@campuscodi Yet another malicious browser feature that needs an extension to nuke. https://addons.mozilla.org/en-US/firefox/addon/etag-stoppa/
ETag Stoppa – Get this Extension for 🦊 Firefox (en-US)

Download ETag Stoppa for Firefox. Prevents Firefox from storing entity tags by removing ETag response headers unconditionally and without exceptions. Minimalism at its fullest.

@dalias @campuscodi That extension is designed to protect users from being deanonymized via ETags sent from malicious servers to their browser.
This attack is different
This is how I understand it, but I may be wrong:
- the adversary finds the onion server and notes down the ETag returned
_ the adversary uses something like shodan to find an exposed webserver which returns the same ETag
- same ETag = same content & same server
- so that IP is the IP of the onion
- now that we know the IP of the onion, we can do anything we could do to a clearnet server (send abuse reports, find where that server is, etc)
So this isn't deanonymizing the user, it is figuring out what server is hosting an onion domain (thus deanonymizing the server)

Hope this doesn't make this more confusing.

@iampytest1 @campuscodi Yes, thanks for clarifying that. I just find it an infuriating new tracking vector that was added with no out-out (much less opt-in) and that has zero value to us as users, and wouldn't have known about it if not for its role (albeit in a reciprocal direction) in the above attack.

@iampytest1 @campuscodi I'm pretty sure this ETag bs bypasses firstparty-isolate to let cross-site embedded resources reidentify you from one site they're embedded on to another. 🤬

If so, that makes it a threat to Tor Browser users in that sense too.

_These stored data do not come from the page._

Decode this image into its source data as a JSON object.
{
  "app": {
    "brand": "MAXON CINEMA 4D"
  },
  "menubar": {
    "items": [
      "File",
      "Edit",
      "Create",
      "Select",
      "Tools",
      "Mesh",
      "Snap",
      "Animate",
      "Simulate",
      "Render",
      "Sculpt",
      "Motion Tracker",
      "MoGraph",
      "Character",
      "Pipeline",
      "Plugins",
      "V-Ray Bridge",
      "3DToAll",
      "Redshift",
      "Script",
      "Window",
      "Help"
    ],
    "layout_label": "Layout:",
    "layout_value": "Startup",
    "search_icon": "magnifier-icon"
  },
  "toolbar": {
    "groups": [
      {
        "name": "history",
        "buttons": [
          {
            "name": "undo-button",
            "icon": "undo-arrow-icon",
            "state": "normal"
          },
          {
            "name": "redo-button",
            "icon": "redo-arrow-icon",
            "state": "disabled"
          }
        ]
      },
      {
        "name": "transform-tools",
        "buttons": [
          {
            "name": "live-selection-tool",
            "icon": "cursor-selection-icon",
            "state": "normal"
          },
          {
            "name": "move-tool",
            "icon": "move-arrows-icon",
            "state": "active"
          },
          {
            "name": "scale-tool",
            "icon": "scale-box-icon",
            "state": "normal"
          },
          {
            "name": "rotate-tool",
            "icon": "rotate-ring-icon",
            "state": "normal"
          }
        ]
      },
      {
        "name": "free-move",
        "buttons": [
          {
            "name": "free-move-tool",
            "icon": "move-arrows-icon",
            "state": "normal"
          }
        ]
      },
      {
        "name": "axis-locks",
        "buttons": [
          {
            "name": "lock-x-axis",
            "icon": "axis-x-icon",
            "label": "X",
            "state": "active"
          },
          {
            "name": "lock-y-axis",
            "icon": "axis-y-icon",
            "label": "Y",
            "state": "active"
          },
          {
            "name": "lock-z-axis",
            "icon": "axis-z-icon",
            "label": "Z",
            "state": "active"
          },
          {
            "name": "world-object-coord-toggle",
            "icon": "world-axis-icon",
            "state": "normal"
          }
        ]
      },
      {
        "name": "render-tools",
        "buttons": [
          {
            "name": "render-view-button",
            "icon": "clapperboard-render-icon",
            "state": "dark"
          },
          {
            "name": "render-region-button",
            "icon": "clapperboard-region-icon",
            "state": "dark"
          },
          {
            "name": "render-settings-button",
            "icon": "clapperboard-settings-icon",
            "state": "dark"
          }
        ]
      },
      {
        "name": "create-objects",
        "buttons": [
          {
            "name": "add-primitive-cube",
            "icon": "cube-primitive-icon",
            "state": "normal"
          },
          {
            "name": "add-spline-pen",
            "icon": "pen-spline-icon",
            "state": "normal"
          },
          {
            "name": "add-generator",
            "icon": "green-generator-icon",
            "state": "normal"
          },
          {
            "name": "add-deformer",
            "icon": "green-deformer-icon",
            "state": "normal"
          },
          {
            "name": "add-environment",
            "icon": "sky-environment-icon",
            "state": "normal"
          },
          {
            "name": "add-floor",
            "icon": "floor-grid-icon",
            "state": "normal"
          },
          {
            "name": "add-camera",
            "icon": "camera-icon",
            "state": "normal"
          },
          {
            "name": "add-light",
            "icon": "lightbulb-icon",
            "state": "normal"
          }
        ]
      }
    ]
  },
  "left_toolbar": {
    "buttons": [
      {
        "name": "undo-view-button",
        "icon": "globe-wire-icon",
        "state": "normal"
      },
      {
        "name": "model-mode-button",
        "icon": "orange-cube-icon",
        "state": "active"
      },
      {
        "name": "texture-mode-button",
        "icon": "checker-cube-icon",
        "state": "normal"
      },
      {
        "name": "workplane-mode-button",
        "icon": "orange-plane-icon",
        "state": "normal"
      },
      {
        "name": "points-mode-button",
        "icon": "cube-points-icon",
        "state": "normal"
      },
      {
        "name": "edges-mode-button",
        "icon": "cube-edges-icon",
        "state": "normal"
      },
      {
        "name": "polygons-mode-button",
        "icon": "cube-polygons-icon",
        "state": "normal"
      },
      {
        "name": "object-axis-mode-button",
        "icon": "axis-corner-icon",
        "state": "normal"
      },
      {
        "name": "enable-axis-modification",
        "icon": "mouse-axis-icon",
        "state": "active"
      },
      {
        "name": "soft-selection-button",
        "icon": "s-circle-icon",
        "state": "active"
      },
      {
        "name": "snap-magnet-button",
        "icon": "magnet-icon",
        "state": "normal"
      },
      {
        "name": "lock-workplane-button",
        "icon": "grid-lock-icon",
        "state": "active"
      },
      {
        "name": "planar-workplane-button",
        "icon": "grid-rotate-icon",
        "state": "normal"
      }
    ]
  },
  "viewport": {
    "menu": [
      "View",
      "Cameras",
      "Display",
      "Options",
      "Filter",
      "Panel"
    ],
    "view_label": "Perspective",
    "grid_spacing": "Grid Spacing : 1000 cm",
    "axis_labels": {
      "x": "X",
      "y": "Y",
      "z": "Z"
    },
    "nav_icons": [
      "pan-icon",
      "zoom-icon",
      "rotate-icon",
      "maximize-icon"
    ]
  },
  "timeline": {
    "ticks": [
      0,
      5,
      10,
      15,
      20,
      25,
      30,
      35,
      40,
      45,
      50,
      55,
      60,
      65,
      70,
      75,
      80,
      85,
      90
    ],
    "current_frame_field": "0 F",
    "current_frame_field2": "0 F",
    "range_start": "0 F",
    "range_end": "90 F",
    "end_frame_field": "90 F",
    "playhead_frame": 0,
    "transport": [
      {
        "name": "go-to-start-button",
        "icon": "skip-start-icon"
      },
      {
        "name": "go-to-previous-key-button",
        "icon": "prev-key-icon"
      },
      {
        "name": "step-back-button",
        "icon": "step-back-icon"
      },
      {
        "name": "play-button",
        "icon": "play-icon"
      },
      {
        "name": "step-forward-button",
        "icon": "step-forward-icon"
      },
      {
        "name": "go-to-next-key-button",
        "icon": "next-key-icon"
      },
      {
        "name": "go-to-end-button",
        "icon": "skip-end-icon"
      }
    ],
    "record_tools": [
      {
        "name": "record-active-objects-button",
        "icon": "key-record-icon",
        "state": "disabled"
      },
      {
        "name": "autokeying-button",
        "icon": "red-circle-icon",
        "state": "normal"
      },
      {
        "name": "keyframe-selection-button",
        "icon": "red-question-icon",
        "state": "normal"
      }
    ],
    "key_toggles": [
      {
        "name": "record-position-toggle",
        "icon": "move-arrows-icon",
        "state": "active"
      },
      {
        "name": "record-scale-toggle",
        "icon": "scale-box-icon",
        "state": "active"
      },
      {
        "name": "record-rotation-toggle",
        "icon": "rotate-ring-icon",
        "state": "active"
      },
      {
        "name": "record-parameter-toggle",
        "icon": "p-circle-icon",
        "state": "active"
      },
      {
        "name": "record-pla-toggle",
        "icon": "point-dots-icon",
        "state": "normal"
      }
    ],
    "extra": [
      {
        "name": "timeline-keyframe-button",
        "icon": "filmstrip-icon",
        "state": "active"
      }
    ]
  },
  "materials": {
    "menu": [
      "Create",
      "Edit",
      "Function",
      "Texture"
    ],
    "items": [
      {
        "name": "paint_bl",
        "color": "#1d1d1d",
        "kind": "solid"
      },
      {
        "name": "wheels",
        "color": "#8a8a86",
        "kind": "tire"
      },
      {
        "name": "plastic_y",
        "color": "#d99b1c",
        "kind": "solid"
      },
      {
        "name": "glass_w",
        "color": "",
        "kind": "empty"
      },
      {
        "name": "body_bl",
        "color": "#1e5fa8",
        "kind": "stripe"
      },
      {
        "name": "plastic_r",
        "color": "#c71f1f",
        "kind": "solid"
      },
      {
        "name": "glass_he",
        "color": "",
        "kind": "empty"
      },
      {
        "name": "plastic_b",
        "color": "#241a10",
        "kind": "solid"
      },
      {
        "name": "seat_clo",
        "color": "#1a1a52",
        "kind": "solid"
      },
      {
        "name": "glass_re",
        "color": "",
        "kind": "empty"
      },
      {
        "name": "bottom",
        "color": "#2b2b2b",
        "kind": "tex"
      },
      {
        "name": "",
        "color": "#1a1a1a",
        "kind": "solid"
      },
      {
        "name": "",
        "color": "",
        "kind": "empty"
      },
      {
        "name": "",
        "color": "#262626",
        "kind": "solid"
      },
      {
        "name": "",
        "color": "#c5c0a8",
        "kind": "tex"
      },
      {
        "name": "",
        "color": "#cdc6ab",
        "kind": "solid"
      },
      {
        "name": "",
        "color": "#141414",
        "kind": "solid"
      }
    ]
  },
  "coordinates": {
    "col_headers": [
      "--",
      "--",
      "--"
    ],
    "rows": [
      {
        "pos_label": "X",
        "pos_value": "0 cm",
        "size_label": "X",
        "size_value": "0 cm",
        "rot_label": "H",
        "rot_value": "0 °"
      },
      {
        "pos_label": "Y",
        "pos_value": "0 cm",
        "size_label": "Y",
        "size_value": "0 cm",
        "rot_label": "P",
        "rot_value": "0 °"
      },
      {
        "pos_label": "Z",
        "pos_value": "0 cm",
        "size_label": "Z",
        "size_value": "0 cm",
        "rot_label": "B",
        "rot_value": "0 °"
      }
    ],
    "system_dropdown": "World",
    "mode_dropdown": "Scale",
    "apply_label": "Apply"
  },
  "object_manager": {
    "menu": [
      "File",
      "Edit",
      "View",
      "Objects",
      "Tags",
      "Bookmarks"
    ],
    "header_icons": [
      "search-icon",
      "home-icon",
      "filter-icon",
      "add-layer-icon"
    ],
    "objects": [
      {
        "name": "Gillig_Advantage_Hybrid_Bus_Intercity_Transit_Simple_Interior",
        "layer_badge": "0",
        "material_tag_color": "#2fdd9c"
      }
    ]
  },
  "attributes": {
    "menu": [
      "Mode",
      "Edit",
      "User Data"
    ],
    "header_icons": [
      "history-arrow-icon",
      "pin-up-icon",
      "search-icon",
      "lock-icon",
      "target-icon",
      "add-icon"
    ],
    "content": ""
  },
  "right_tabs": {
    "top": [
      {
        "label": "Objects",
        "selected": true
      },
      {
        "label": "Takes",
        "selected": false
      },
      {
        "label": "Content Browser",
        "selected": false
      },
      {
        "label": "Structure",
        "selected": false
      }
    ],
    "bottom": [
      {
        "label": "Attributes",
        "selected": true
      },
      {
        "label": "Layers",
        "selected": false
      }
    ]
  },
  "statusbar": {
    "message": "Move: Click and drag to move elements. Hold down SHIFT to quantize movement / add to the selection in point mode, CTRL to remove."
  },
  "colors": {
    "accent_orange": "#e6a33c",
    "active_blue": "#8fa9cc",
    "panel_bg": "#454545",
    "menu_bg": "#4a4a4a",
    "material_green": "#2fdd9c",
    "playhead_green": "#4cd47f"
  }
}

@dalias I'm not sure that's quite right, ETag is _old_ from HTTP/1.1 in the 90s, not some new tracking mechanism, for validating the freshness of content from a url without needing to download it again, for caches and browsers, even if the bandwidth saving isn't as relevant today as it was when most people were on 56kbps links https://developer.mozilla.org/en-US/docs/Web/HTTP/Headers/ETag
ETag - HTTP | MDN

The ETag (or entity tag) HTTP response header is an identifier for a specific version of a resource. It lets caches be more efficient and save bandwidth, as a web server does not need to resend a full response if the content was not changed. Additionally, etags help to prevent simultaneous updates of a resource from overwriting each other ("mid-air collisions").

MDN Web Docs
@raven667 If-modified-since can do that without tracking (assuming client limits resolution of timestamp). WTF was the point of this except gratuitous tracking vector?

@iampytest1 @dalias @campuscodi So basically this is the same old "don't expose #darknet servers to the #clearnet" thing?

I'd be wary of even reusing the same server across different #darknets, and spinning up a VM for each is cheap-enough to do with little-enough hassle there's really no good reason not to do it.

#Anonymization #DeAnonymization

@iampytest1 @dalias @campuscodi why was the server exposed to clearnet? doesn't that almost completely defeat the point of hosting on the Tor network?